Five Things Organizations Can Do To Protect Against Network Failures

Protect Against Network Failures

It is no surprise that whenever there is an outage in a public or private cloud, organizations lose business, face the wrath of angry customers and take a hit on their brands. The effects of an outage can be quite damaging; a 10-hour network outage at hosting company Peak Web ultimately led to its bankruptcy.

Causes of Outages

Any enterprise is vulnerable to a crippling outage similar to the recent major AWS outage due to two primary reasons; increasing complexity and rate of change.

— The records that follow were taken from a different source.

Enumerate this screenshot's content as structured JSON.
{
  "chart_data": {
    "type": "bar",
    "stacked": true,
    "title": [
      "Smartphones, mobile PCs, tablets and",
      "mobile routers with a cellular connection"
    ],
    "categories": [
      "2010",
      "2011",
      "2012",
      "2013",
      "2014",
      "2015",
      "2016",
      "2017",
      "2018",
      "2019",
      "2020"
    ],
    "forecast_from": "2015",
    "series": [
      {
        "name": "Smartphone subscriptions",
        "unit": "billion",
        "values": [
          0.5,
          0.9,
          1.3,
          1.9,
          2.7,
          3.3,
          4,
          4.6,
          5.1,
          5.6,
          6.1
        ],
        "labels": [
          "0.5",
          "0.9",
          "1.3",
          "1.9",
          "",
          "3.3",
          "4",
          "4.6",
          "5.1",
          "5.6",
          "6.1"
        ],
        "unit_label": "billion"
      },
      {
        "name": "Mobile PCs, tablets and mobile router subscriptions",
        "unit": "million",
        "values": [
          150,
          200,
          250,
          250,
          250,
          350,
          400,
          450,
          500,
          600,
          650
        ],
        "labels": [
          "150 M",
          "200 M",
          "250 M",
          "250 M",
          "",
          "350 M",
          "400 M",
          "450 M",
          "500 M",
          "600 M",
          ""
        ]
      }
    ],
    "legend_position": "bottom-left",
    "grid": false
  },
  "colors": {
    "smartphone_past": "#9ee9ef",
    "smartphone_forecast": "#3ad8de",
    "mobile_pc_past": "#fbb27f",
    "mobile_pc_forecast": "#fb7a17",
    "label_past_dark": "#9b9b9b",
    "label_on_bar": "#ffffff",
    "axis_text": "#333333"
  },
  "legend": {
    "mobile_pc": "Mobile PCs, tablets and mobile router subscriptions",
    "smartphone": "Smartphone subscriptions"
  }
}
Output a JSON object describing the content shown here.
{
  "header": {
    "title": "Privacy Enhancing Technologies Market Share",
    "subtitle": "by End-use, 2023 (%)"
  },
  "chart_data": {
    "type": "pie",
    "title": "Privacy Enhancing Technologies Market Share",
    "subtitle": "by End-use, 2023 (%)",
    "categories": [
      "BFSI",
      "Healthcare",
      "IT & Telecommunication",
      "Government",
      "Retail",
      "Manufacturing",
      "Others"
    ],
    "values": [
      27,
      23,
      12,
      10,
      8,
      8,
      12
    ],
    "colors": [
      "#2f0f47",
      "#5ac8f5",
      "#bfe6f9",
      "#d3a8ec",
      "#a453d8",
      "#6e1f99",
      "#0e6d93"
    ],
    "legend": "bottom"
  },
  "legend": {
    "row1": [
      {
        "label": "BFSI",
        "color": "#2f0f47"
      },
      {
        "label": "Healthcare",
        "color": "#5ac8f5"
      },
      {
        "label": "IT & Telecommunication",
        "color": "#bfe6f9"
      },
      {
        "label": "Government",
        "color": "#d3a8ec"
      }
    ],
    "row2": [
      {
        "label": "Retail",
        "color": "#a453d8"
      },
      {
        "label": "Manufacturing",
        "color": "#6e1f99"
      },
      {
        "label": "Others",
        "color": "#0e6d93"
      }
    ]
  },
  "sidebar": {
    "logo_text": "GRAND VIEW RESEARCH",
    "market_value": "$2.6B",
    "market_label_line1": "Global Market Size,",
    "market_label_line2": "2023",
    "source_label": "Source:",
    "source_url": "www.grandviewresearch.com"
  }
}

These factors put too much stress on human administrators, who have no way of ensuring that their everyday actions do not cause unintended outages.

Five Possible Solutions

Advances in computer science, predictive algorithms and availability of massive compute capacity at a reasonable price-point allow the emergence of new approaches and solutions to guarantee system resilience, uptime, availability and disaster recovery. It is important for data-center administrators to take advantage of new and advanced techniques whenever possible.

  1. Architectural Approach: This is the most fundamental choice in data-center architecture. A robust, available, resilient data center can be built with two seemingly different architectures.

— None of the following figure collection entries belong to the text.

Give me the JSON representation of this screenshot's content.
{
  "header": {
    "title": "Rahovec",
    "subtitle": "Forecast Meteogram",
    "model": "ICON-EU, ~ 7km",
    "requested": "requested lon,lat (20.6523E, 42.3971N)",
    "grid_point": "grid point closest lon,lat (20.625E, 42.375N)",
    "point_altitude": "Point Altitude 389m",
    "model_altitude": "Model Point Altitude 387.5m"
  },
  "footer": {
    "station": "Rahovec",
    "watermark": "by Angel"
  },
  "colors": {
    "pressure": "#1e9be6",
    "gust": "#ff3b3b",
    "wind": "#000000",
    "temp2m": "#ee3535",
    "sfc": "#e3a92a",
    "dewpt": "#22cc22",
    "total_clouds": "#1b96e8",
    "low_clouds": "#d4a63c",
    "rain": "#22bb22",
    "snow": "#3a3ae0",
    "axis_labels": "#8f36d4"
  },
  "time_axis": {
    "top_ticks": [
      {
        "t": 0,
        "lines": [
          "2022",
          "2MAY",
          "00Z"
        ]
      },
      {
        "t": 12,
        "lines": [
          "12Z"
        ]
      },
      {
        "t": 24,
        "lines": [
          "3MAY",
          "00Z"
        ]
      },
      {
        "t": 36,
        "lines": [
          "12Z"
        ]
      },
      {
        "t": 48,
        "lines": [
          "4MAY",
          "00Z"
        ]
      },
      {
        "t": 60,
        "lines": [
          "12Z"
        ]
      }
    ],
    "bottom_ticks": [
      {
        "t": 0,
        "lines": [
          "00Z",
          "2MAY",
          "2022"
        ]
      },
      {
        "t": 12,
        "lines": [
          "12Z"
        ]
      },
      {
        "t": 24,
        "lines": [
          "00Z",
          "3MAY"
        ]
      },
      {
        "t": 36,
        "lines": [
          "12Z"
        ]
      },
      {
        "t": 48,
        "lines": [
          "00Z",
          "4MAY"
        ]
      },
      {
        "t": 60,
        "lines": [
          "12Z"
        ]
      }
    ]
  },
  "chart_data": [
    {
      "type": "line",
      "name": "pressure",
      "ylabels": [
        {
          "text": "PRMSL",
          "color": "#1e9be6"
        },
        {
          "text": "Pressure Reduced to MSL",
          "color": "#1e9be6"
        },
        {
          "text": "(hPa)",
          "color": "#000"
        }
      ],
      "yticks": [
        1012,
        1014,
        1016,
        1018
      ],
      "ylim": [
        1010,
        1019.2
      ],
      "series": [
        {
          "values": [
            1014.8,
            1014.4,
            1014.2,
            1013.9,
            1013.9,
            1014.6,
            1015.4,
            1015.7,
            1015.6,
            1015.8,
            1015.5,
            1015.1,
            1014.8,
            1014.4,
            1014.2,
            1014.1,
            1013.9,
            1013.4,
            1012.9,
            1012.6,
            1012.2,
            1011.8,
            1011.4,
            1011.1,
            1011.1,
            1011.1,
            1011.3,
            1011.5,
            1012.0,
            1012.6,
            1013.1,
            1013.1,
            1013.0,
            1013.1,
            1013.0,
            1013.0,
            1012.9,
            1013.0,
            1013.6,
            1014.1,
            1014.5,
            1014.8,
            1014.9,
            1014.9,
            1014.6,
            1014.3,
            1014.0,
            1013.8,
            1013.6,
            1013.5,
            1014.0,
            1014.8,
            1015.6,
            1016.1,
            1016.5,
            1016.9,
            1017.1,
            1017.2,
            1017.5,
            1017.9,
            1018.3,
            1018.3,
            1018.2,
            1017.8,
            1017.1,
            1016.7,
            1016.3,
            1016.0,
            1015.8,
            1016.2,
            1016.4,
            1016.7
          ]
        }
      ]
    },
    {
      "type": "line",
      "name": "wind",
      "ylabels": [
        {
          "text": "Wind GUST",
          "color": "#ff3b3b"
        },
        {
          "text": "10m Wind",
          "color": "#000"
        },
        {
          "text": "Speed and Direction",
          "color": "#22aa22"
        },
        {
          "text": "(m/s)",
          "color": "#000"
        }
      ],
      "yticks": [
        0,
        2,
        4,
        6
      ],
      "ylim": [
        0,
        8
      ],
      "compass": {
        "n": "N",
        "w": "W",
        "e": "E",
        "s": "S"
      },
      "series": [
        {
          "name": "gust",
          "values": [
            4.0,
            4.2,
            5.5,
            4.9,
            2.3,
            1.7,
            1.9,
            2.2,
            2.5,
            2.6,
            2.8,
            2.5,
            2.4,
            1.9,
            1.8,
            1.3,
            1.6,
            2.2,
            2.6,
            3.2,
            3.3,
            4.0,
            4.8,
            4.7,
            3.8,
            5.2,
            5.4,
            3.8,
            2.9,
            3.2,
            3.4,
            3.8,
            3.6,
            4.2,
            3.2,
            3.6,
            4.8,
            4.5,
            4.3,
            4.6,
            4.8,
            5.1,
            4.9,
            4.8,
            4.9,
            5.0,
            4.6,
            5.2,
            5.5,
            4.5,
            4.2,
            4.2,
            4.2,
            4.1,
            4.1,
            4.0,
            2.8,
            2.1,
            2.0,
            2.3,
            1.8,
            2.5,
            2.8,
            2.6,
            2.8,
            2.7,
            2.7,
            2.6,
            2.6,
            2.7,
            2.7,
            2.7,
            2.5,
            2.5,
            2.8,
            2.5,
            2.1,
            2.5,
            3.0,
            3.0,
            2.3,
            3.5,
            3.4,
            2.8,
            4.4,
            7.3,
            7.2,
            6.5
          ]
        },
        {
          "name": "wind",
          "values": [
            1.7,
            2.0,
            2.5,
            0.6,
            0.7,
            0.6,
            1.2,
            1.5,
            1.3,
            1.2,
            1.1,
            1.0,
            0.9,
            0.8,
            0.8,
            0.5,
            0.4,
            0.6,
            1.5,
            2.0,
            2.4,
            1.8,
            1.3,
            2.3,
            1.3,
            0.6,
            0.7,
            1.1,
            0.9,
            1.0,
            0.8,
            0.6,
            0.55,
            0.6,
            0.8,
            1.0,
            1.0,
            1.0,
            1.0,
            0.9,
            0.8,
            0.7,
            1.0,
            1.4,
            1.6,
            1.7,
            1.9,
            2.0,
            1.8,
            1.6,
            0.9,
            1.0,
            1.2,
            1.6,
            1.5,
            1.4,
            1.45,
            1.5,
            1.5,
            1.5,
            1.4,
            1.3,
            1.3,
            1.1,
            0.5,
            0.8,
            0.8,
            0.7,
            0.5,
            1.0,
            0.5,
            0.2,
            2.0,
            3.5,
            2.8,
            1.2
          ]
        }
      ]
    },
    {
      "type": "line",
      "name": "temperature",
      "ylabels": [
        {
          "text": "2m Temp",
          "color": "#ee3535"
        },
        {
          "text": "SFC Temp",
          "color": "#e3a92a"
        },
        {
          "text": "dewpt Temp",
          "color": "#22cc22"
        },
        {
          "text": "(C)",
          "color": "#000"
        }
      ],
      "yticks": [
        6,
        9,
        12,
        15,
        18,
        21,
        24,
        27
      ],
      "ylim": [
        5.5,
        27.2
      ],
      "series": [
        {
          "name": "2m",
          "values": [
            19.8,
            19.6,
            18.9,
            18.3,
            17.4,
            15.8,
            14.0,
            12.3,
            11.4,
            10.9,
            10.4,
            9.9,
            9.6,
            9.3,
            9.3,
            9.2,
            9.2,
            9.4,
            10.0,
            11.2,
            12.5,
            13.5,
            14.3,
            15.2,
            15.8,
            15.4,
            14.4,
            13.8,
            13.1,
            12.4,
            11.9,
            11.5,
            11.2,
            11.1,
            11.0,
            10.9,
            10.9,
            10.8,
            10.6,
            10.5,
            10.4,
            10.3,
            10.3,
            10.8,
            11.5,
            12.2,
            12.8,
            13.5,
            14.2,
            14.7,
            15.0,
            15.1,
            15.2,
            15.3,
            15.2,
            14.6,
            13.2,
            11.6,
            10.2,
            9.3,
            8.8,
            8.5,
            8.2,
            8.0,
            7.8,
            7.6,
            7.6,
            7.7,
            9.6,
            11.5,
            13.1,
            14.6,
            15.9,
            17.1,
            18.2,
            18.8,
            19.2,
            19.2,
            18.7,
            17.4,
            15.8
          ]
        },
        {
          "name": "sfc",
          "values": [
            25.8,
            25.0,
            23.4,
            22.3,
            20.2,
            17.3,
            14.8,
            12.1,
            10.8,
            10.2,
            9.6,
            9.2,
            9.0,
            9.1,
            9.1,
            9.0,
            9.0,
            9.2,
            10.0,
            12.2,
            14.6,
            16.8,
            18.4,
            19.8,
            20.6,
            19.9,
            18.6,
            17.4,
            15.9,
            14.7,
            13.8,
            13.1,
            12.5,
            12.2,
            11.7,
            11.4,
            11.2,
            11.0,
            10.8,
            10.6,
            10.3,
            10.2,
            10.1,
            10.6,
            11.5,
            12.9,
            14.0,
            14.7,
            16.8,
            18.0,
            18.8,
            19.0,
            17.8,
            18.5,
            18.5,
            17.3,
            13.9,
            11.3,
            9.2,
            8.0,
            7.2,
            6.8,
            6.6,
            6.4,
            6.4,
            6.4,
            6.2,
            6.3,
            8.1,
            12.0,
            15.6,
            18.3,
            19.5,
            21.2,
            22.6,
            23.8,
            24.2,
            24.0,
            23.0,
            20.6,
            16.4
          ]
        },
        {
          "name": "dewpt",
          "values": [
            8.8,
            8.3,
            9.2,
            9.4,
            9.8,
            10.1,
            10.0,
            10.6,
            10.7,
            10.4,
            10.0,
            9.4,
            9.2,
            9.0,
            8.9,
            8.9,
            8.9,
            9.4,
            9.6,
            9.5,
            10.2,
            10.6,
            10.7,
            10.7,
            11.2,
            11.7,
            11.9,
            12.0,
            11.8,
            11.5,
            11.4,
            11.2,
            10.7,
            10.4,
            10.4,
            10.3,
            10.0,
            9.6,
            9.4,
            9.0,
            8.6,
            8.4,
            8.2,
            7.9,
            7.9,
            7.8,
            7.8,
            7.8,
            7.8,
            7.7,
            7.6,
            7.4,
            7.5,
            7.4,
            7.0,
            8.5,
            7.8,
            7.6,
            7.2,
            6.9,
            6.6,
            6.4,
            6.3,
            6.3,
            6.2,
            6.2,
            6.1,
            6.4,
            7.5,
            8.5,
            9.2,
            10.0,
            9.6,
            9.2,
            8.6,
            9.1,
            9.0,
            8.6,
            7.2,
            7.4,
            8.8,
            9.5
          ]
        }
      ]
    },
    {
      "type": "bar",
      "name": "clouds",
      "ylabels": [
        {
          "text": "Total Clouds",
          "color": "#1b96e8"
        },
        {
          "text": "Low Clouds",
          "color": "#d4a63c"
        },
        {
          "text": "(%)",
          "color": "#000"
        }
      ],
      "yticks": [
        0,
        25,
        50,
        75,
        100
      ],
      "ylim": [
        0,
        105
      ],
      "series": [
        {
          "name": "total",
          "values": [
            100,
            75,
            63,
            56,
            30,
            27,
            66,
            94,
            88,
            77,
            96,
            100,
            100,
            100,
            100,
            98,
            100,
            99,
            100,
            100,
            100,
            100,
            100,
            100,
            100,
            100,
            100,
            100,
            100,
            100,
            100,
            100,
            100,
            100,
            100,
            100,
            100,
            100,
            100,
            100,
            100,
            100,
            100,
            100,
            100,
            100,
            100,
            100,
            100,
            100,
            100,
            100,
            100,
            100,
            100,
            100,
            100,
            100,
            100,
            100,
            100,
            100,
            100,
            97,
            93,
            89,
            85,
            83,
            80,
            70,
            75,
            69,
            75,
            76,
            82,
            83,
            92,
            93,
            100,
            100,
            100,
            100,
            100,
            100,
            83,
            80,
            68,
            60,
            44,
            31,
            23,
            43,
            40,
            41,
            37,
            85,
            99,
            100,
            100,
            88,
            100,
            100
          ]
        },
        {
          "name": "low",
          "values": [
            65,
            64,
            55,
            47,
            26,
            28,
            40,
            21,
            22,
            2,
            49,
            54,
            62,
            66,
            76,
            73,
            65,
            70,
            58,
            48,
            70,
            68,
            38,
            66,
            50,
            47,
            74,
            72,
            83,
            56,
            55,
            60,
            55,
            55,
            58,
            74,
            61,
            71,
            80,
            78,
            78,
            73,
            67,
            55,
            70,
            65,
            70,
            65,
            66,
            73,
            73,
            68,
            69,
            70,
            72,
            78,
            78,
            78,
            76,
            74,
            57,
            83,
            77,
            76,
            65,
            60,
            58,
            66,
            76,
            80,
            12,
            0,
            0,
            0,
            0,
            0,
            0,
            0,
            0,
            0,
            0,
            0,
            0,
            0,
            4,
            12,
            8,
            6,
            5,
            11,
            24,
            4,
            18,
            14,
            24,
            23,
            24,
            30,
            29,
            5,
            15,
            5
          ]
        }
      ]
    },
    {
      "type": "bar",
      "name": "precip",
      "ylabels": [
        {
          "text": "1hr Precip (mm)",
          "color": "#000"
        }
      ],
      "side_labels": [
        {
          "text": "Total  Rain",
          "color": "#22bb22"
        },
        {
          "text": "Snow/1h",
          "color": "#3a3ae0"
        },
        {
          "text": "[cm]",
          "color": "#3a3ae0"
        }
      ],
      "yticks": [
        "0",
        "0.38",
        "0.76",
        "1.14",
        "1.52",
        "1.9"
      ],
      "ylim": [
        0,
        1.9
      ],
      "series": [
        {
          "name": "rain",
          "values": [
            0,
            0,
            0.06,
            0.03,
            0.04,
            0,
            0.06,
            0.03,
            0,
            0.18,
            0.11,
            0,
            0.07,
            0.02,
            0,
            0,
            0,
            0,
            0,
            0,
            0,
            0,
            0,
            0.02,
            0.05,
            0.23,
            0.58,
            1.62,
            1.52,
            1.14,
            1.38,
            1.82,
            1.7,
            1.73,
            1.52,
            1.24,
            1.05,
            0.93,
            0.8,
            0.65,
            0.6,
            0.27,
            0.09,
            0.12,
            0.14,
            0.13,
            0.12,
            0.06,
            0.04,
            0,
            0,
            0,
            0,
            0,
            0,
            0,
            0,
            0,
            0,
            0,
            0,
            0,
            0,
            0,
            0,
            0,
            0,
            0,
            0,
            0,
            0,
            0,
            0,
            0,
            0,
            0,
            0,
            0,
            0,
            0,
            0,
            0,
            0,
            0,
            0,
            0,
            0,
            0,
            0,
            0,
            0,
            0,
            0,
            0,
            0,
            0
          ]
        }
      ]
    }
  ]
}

Telcos and carriers achieve a robust architecture by ensuring reliability in every component. Every network device in this type of architecture is compliant with very stringent Network Equipment Building System (NEBS) standards. NEBS-compliant devices are capable of withstanding extreme environmental conditions. The standard requires testing for fire resistance, seismic stability, electromagnetic shielding, humidity, noise and more.

Cloud providers take a completely different approach to reliability. They build many smaller systems using inexpensive components that fail more often than the NEBS-compliant systems used by telcos. These systems are then grouped into “atomic units” of small failure domains – typically in one data-center rack. This approach gives a smaller “blast radius” when things go wrong. Hundreds of thousands of such atomic units are deployed in large data centers, an approach that enables a massive scale out.

  1. Active Fault Injection: Many cloud providers deploy this technique. The philosophy is that “the best defense is to fail often.” A team of people is chartered to actively inject faults into the system every single day and to create negative scenarios by forcing ungraceful system shutdowns, physically unplugging network connectivity, shutting down power in the data center or even simulating application-level attacks. This approach forces the dev-ops team to fine tune their software and processes. The Chaos Monkey tool from Netflix, which terminates application VMs randomly, is an example of this approach.
  1. Formal Verification: Formal verification methods, by definition, ensure integrity, safety and security of the end-to-end system. Such methods have been used in aerospace, airline and semiconductor systems for decades. With advances in computing, it is now possible to bring formal verification to the networking layer of IT infrastructure, using it to build a mathematical model of the entire network.

Formal verification can be used to perform an exhaustive mathematical analysis of the entire network’s state against a set of user intentions in real time, without emulation and without requiring a replica of the network. Users can evaluate a broad range of factors, such as network-wide reachability, quality issues, loops, configuration inconsistencies and more. Mathematical modeling can allow “what-if” scenario analyses of proposed changes; such modeling would have prevented a 2011 Amazon outage caused by a router configuration error.

  1. Continuous Testing: This approach is an extension of the continuous integration (CI) and continuous delivery (CD) commonly employed with cloud applications. Developers of cloud-native applications (e.g., Facebook, Amazon Shopping, Netflix, etc.) typically make hundreds of tiny improvements to their software on a single day using CI/CD. The end user rarely notices these tiny changes, but over a longer period of time, they lead to a significant improvement.

Similarly, it is possible to continuously test and verify every tiny change in the network configuration with continuous testing tools. This is a drastic departure from the traditional approach of making large number of changes in a service window, which can be too risky and disruptive.

  1. Automation: In a 2016 survey of 315 network professionals conducted by Dimensional Research, 97 percent indicated that human error leads to outages, 45 percent said those outages are frequent. This problem can be mitigated by automating configuration and troubleshooting as much as possible. However, automation is a double-edged sword because it is done by a software program. If there is an error in automation code, problems are replicated quickly and throughout a much broader “blast zone,” as happened in Amazon’s February 2017 outage. In this case, an error in the automation script caused it to take down more servers than intended. Even automation tools need some human input – commands, parameters or higher-level configuration – and any human error will be magnified by automation.